What Are They Made Of?
Kupffer cells are resident macrophages that are a critical component of the liver’s innate immune system. They are also a key cell type in liver injury and repair. They are located in the hepatic sinusoids, specialized blood-filled channels extending from the hepatic ducts into the hepatic lobules of the liver. These channels are found between the sinusoidal endothelial cells and the hepatocytes. They are responsible for clearing and phagocytosing foreign particles that enter the liver from the gut or the bloodstream. The sinusoidal Kupffer cells and sinusoidal endothelial cells form the reticuloendothelial system, which clears antigens and pathogen-associated molecular patterns (PAMPs) from sinusoidal blood, as well as degrading toxins, such as Con A, in sinusoidal tissues.
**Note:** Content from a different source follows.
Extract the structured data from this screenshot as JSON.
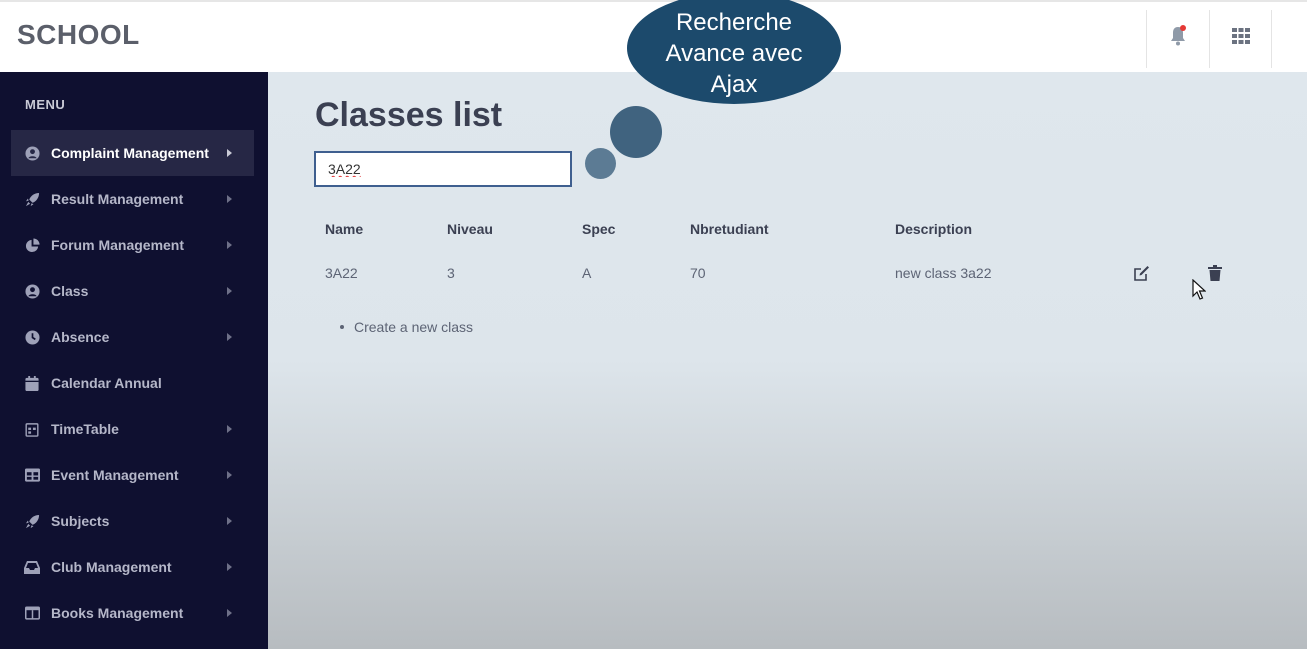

They also cleave red blood cells to recycle hemoglobin and convert heme, the iron-containing portion of red blood cell globin chains, into glucuronic acid and bilirubin, which are then secreted into the bile.
Depending on their location within the hepatic lobules, they are heterogeneous in function and structure. In the periportal zone, they are directly exposed to blood flow and are more lysosomal in activity; however, centrilobular Kupffer cells experience less perfusion but are capable of expressing greater levels of superoxide radical. This ability to produce more oxidative stress allows Kupffer cells to effectively deal with deeply-penetrating injuries and infections, such as viral hepatitis.